At root, supply and demand consists of the products (goods or services) vs. the actual currency, dollars offered for the item. It is a purely mathematical/mechanical thing. At a specific time a certain amount of a product is available and a certain number of dollars is offered and the price is the dollars divided by the number of products. If in the next time period the number of dollars offered is higher per item of product, the price goes up. If the price continues to go up, the number dollars per product is continuing to go up. If this is true generally throughout the economy, then there has to be an increase of in the number of dollars overall. It can’t work any other way. If you look at the U.S. money supply over the years, you will find a constantly increasing supply of money. You will be surprised at the size of the steady increase. (This would be the dollars in the U.S. There is still more money being pumped overseas. Nor do the money supply figures include money that has been created and then invested, say in residential real estate, or in a business.)

That is the other definition of inflation: an increase in the money supply, which can and usually does, lead to an increase in consumer prices (which, for want of a better term, I call “price inflation”). Thus, we have had significant inflation for most of the last 60 years.
So the question is, where do all of those dollars come from? That will have to be the subject of another post. Sorry. The answer is long, complicated, and tedious.

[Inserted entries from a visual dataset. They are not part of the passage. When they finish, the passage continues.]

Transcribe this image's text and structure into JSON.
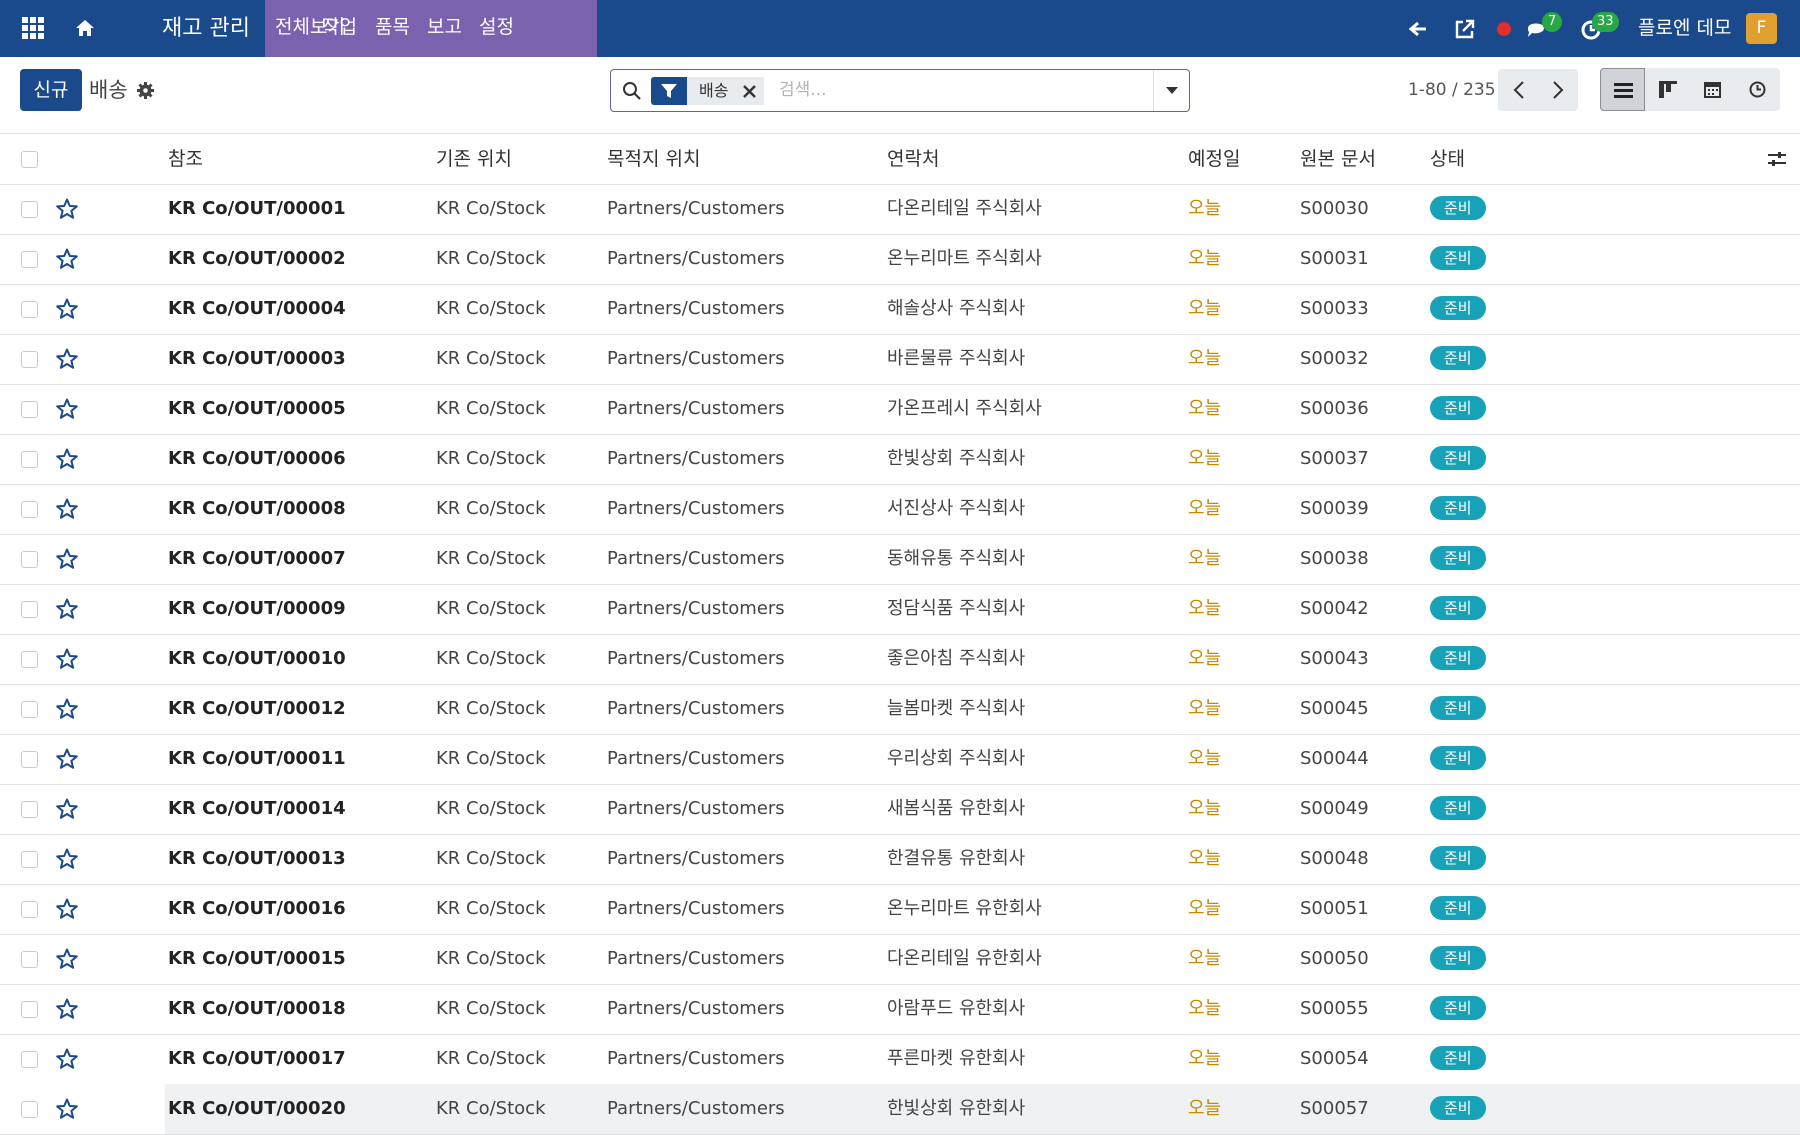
{
  "navbar": {
    "app_name": "재고 관리",
    "menu": [
      "전체보기",
      "작업",
      "품목",
      "보고",
      "설정"
    ],
    "messages_count": 7,
    "activities_count": 33,
    "user": "플로엔 데모",
    "avatar": "F"
  },
  "control_panel": {
    "new_button": "신규",
    "breadcrumb": "배송",
    "search": {
      "facet": "배송",
      "placeholder": "검색..."
    },
    "pager": "1-80 / 235"
  },
  "table": {
    "headers": [
      "참조",
      "기존 위치",
      "목적지 위치",
      "연락처",
      "예정일",
      "원본 문서",
      "상태"
    ],
    "rows": [
      [
        "KR Co/OUT/00001",
        "KR Co/Stock",
        "Partners/Customers",
        "다온리테일 주식회사",
        "오늘",
        "S00030",
        "준비"
      ],
      [
        "KR Co/OUT/00002",
        "KR Co/Stock",
        "Partners/Customers",
        "온누리마트 주식회사",
        "오늘",
        "S00031",
        "준비"
      ],
      [
        "KR Co/OUT/00004",
        "KR Co/Stock",
        "Partners/Customers",
        "해솔상사 주식회사",
        "오늘",
        "S00033",
        "준비"
      ],
      [
        "KR Co/OUT/00003",
        "KR Co/Stock",
        "Partners/Customers",
        "바른물류 주식회사",
        "오늘",
        "S00032",
        "준비"
      ],
      [
        "KR Co/OUT/00005",
        "KR Co/Stock",
        "Partners/Customers",
        "가온프레시 주식회사",
        "오늘",
        "S00036",
        "준비"
      ],
      [
        "KR Co/OUT/00006",
        "KR Co/Stock",
        "Partners/Customers",
        "한빛상회 주식회사",
        "오늘",
        "S00037",
        "준비"
      ],
      [
        "KR Co/OUT/00008",
        "KR Co/Stock",
        "Partners/Customers",
        "서진상사 주식회사",
        "오늘",
        "S00039",
        "준비"
      ],
      [
        "KR Co/OUT/00007",
        "KR Co/Stock",
        "Partners/Customers",
        "동해유통 주식회사",
        "오늘",
        "S00038",
        "준비"
      ],
      [
        "KR Co/OUT/00009",
        "KR Co/Stock",
        "Partners/Customers",
        "정담식품 주식회사",
        "오늘",
        "S00042",
        "준비"
      ],
      [
        "KR Co/OUT/00010",
        "KR Co/Stock",
        "Partners/Customers",
        "좋은아침 주식회사",
        "오늘",
        "S00043",
        "준비"
      ],
      [
        "KR Co/OUT/00012",
        "KR Co/Stock",
        "Partners/Customers",
        "늘봄마켓 주식회사",
        "오늘",
        "S00045",
        "준비"
      ],
      [
        "KR Co/OUT/00011",
        "KR Co/Stock",
        "Partners/Customers",
        "우리상회 주식회사",
        "오늘",
        "S00044",
        "준비"
      ],
      [
        "KR Co/OUT/00014",
        "KR Co/Stock",
        "Partners/Customers",
        "새봄식품 유한회사",
        "오늘",
        "S00049",
        "준비"
      ],
      [
        "KR Co/OUT/00013",
        "KR Co/Stock",
        "Partners/Customers",
        "한결유통 유한회사",
        "오늘",
        "S00048",
        "준비"
      ],
      [
        "KR Co/OUT/00016",
        "KR Co/Stock",
        "Partners/Customers",
        "온누리마트 유한회사",
        "오늘",
        "S00051",
        "준비"
      ],
      [
        "KR Co/OUT/00015",
        "KR Co/Stock",
        "Partners/Customers",
        "다온리테일 유한회사",
        "오늘",
        "S00050",
        "준비"
      ],
      [
        "KR Co/OUT/00018",
        "KR Co/Stock",
        "Partners/Customers",
        "아람푸드 유한회사",
        "오늘",
        "S00055",
        "준비"
      ],
      [
        "KR Co/OUT/00017",
        "KR Co/Stock",
        "Partners/Customers",
        "푸른마켓 유한회사",
        "오늘",
        "S00054",
        "준비"
      ],
      [
        "KR Co/OUT/00020",
        "KR Co/Stock",
        "Partners/Customers",
        "한빛상회 유한회사",
        "오늘",
        "S00057",
        "준비"
      ]
    ]
  }
}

Having just devoted “serious” time and space to talking about inflation, some may say, “But isn’t today’s problem the threat of deflation?” or “But they say that prices dropped this year, and probably will next year, too!”

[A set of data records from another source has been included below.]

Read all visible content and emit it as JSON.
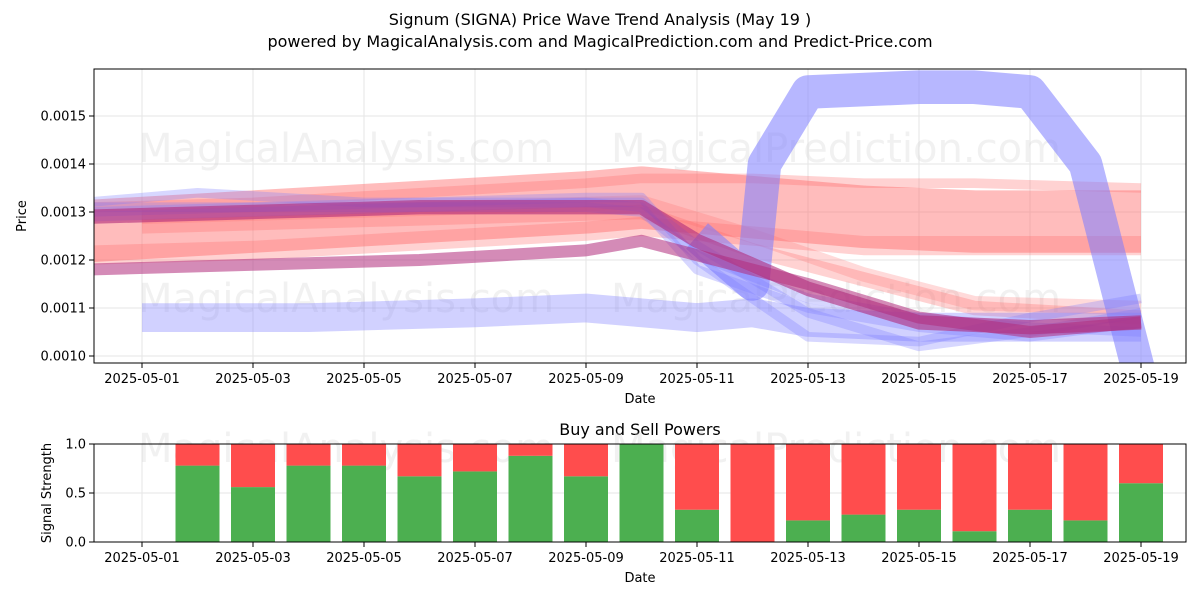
{
  "title": "Signum (SIGNA) Price Wave Trend Analysis (May 19 )",
  "subtitle": "powered by MagicalAnalysis.com and MagicalPrediction.com and Predict-Price.com",
  "watermarks": [
    "MagicalAnalysis.com",
    "MagicalPrediction.com"
  ],
  "colors": {
    "buy": "#4caf50",
    "sell": "#ff4d4d",
    "red_band": "#ff6b6b",
    "blue_band": "#7b7bff",
    "grid": "#e6e6e6"
  },
  "chart_data": [
    {
      "type": "area",
      "title": "",
      "xlabel": "Date",
      "ylabel": "Price",
      "x_ticks": [
        "2025-05-01",
        "2025-05-03",
        "2025-05-05",
        "2025-05-07",
        "2025-05-09",
        "2025-05-11",
        "2025-05-13",
        "2025-05-15",
        "2025-05-17",
        "2025-05-19"
      ],
      "y_ticks": [
        "0.0010",
        "0.0011",
        "0.0012",
        "0.0013",
        "0.0014",
        "0.0015"
      ],
      "xlim": [
        "2025-04-30",
        "2025-05-19"
      ],
      "ylim": [
        0.00098,
        0.00159
      ],
      "grid": true,
      "series": [
        {
          "color": "red",
          "opacity": 0.3,
          "width": 2e-05,
          "x": [
            "2025-04-30",
            "2025-05-03",
            "2025-05-06",
            "2025-05-09",
            "2025-05-10",
            "2025-05-12",
            "2025-05-14",
            "2025-05-16",
            "2025-05-19"
          ],
          "y": [
            0.00131,
            0.00132,
            0.00134,
            0.00136,
            0.00137,
            0.00137,
            0.00136,
            0.00136,
            0.00135
          ]
        },
        {
          "color": "red",
          "opacity": 0.45,
          "width": 0.00013,
          "x": [
            "2025-04-30",
            "2025-05-03",
            "2025-05-06",
            "2025-05-09",
            "2025-05-10",
            "2025-05-12",
            "2025-05-14",
            "2025-05-16",
            "2025-05-19"
          ],
          "y": [
            0.00126,
            0.00128,
            0.0013,
            0.00132,
            0.00133,
            0.00131,
            0.00129,
            0.00128,
            0.00128
          ]
        },
        {
          "color": "red",
          "opacity": 0.3,
          "width": 4e-05,
          "x": [
            "2025-04-30",
            "2025-05-03",
            "2025-05-06",
            "2025-05-09",
            "2025-05-10",
            "2025-05-12",
            "2025-05-14",
            "2025-05-16",
            "2025-05-19"
          ],
          "y": [
            0.00121,
            0.00122,
            0.00124,
            0.00126,
            0.00127,
            0.00125,
            0.00123,
            0.00123,
            0.00123
          ]
        },
        {
          "color": "red",
          "opacity": 0.3,
          "width": 3e-05,
          "x": [
            "2025-05-01",
            "2025-05-04",
            "2025-05-07",
            "2025-05-10",
            "2025-05-12",
            "2025-05-14",
            "2025-05-16",
            "2025-05-19"
          ],
          "y": [
            0.00127,
            0.00128,
            0.00129,
            0.0013,
            0.00122,
            0.00116,
            0.0011,
            0.00108
          ]
        },
        {
          "color": "red",
          "opacity": 0.25,
          "width": 3e-05,
          "x": [
            "2025-05-01",
            "2025-05-04",
            "2025-05-07",
            "2025-05-10",
            "2025-05-12",
            "2025-05-14",
            "2025-05-16",
            "2025-05-19"
          ],
          "y": [
            0.00129,
            0.0013,
            0.00131,
            0.00132,
            0.00125,
            0.00117,
            0.00111,
            0.0011
          ]
        },
        {
          "color": "blue",
          "opacity": 0.35,
          "width": 6e-05,
          "x": [
            "2025-05-01",
            "2025-05-04",
            "2025-05-07",
            "2025-05-09",
            "2025-05-10",
            "2025-05-11",
            "2025-05-12",
            "2025-05-13",
            "2025-05-15",
            "2025-05-17",
            "2025-05-19"
          ],
          "y": [
            0.00108,
            0.00108,
            0.00109,
            0.0011,
            0.00109,
            0.00108,
            0.00109,
            0.00107,
            0.00106,
            0.00106,
            0.00106
          ]
        },
        {
          "color": "blue",
          "opacity": 0.55,
          "width": 7e-05,
          "x": [
            "2025-05-11",
            "2025-05-12",
            "2025-05-12",
            "2025-05-13",
            "2025-05-15",
            "2025-05-16",
            "2025-05-17",
            "2025-05-18",
            "2025-05-19"
          ],
          "y": [
            0.00125,
            0.00115,
            0.0014,
            0.00155,
            0.00156,
            0.00156,
            0.00155,
            0.0014,
            0.00095
          ]
        },
        {
          "color": "blue",
          "opacity": 0.3,
          "width": 2e-05,
          "x": [
            "2025-04-30",
            "2025-05-02",
            "2025-05-05",
            "2025-05-08",
            "2025-05-10",
            "2025-05-11",
            "2025-05-13",
            "2025-05-15",
            "2025-05-17",
            "2025-05-19"
          ],
          "y": [
            0.00132,
            0.00134,
            0.00132,
            0.00132,
            0.00132,
            0.00123,
            0.00109,
            0.00102,
            0.00105,
            0.00109
          ]
        },
        {
          "color": "blue",
          "opacity": 0.3,
          "width": 2e-05,
          "x": [
            "2025-04-30",
            "2025-05-03",
            "2025-05-06",
            "2025-05-09",
            "2025-05-10",
            "2025-05-11",
            "2025-05-13",
            "2025-05-15",
            "2025-05-17",
            "2025-05-19"
          ],
          "y": [
            0.00131,
            0.00131,
            0.00132,
            0.00133,
            0.00133,
            0.0012,
            0.00104,
            0.00103,
            0.00108,
            0.00112
          ]
        },
        {
          "color": "blue",
          "opacity": 0.3,
          "width": 2e-05,
          "x": [
            "2025-04-30",
            "2025-05-03",
            "2025-05-06",
            "2025-05-09",
            "2025-05-10",
            "2025-05-11",
            "2025-05-13",
            "2025-05-15",
            "2025-05-17",
            "2025-05-19"
          ],
          "y": [
            0.00129,
            0.0013,
            0.00131,
            0.00132,
            0.00131,
            0.00118,
            0.0011,
            0.00106,
            0.00104,
            0.00107
          ]
        },
        {
          "color": "blue",
          "opacity": 0.3,
          "width": 2e-05,
          "x": [
            "2025-04-30",
            "2025-05-03",
            "2025-05-06",
            "2025-05-09",
            "2025-05-10",
            "2025-05-11",
            "2025-05-13",
            "2025-05-15",
            "2025-05-17",
            "2025-05-19"
          ],
          "y": [
            0.0013,
            0.00131,
            0.00131,
            0.00131,
            0.0013,
            0.00121,
            0.00112,
            0.00108,
            0.00106,
            0.00105
          ]
        },
        {
          "color": "purple",
          "opacity": 0.6,
          "width": 3e-05,
          "x": [
            "2025-04-30",
            "2025-05-03",
            "2025-05-06",
            "2025-05-09",
            "2025-05-10",
            "2025-05-11",
            "2025-05-13",
            "2025-05-15",
            "2025-05-17",
            "2025-05-19"
          ],
          "y": [
            0.00129,
            0.0013,
            0.00131,
            0.00131,
            0.00131,
            0.00124,
            0.00114,
            0.00107,
            0.00106,
            0.00107
          ]
        },
        {
          "color": "purple",
          "opacity": 0.55,
          "width": 2.5e-05,
          "x": [
            "2025-04-30",
            "2025-05-03",
            "2025-05-06",
            "2025-05-09",
            "2025-05-10",
            "2025-05-11",
            "2025-05-13",
            "2025-05-15",
            "2025-05-17",
            "2025-05-19"
          ],
          "y": [
            0.00118,
            0.00119,
            0.0012,
            0.00122,
            0.00124,
            0.00121,
            0.00115,
            0.00108,
            0.00105,
            0.00107
          ]
        }
      ]
    },
    {
      "type": "bar",
      "title": "Buy and Sell Powers",
      "xlabel": "Date",
      "ylabel": "Signal Strength",
      "x_ticks": [
        "2025-05-01",
        "2025-05-03",
        "2025-05-05",
        "2025-05-07",
        "2025-05-09",
        "2025-05-11",
        "2025-05-13",
        "2025-05-15",
        "2025-05-17",
        "2025-05-19"
      ],
      "y_ticks": [
        "0.0",
        "0.5",
        "1.0"
      ],
      "ylim": [
        0,
        1
      ],
      "categories": [
        "2025-05-02",
        "2025-05-03",
        "2025-05-04",
        "2025-05-05",
        "2025-05-06",
        "2025-05-07",
        "2025-05-08",
        "2025-05-09",
        "2025-05-10",
        "2025-05-11",
        "2025-05-12",
        "2025-05-13",
        "2025-05-14",
        "2025-05-15",
        "2025-05-16",
        "2025-05-17",
        "2025-05-18",
        "2025-05-19"
      ],
      "series": [
        {
          "name": "Buy",
          "values": [
            0.78,
            0.56,
            0.78,
            0.78,
            0.67,
            0.72,
            0.88,
            0.67,
            1.0,
            0.33,
            0.0,
            0.22,
            0.28,
            0.33,
            0.11,
            0.33,
            0.22,
            0.6
          ]
        },
        {
          "name": "Sell",
          "values": [
            0.22,
            0.44,
            0.22,
            0.22,
            0.33,
            0.28,
            0.12,
            0.33,
            0.0,
            0.67,
            1.0,
            0.78,
            0.72,
            0.67,
            0.89,
            0.67,
            0.78,
            0.4
          ]
        }
      ]
    }
  ]
}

Prices may have dropped in 2009. Government reports should not be accepted just because they are from the government. The government is not omniscient. What is always important is for you to keep an eye on the things that you and your family need and want. Did those prices go up, down, stay the same? Your personal situation is what counts for you.

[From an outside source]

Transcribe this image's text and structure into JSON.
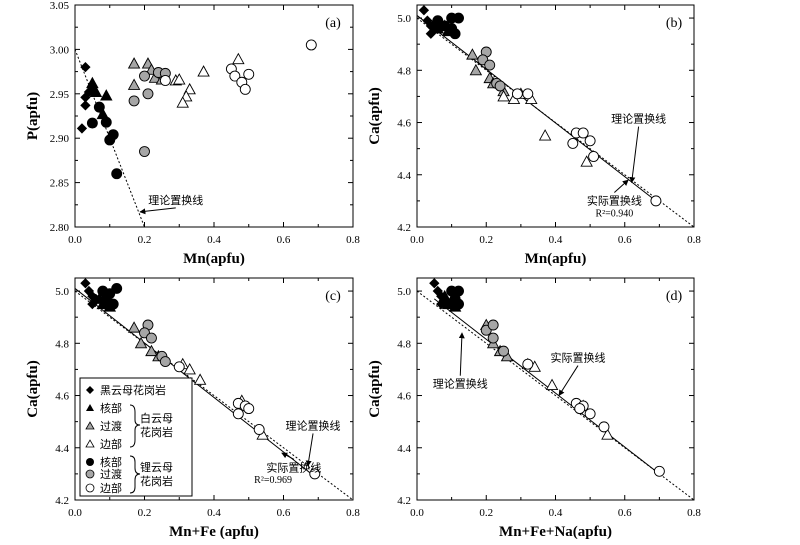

More to the point here is that we can do little to change what is happening today, or even in the next several months. My concern is for 2010 and the next few years. Given that inflation is the increase in the money supply, Obama’s plans do make me concerned about what is going to happen. His spending and deficits will tend to put a lot of money into our economy. New money is inflation.

To anticipate my technical discussion of the government’s manipulation of the money supply, the U.S. money supply is increased by means of increasing bank credit, bank loans. Since the recent crisis began, banks have cut down their lending to near zero. That means that the primary money pump has not been working, and consequently, less new money (there is another way new money is introduced, but that is not as large as bank credit manipulation). I will talk about the banks and credit as time goes on.

We are also seeing import prices going up across the board. The value of the dollar has been falling. There are many dollars overseas, and the amount is continuing to increase. It takes only a slight increase in the portion of those dollars to begin coming back to lower the value of the dollar. That is happening. So the prices of imports have been rising. The dollars coming back are also competing for our domestic production, and will be a source for higher prices of our own goods. There are upward pressures on prices today. I think we will see more and more upward pressure as time goes on. Forewarned is forearmed.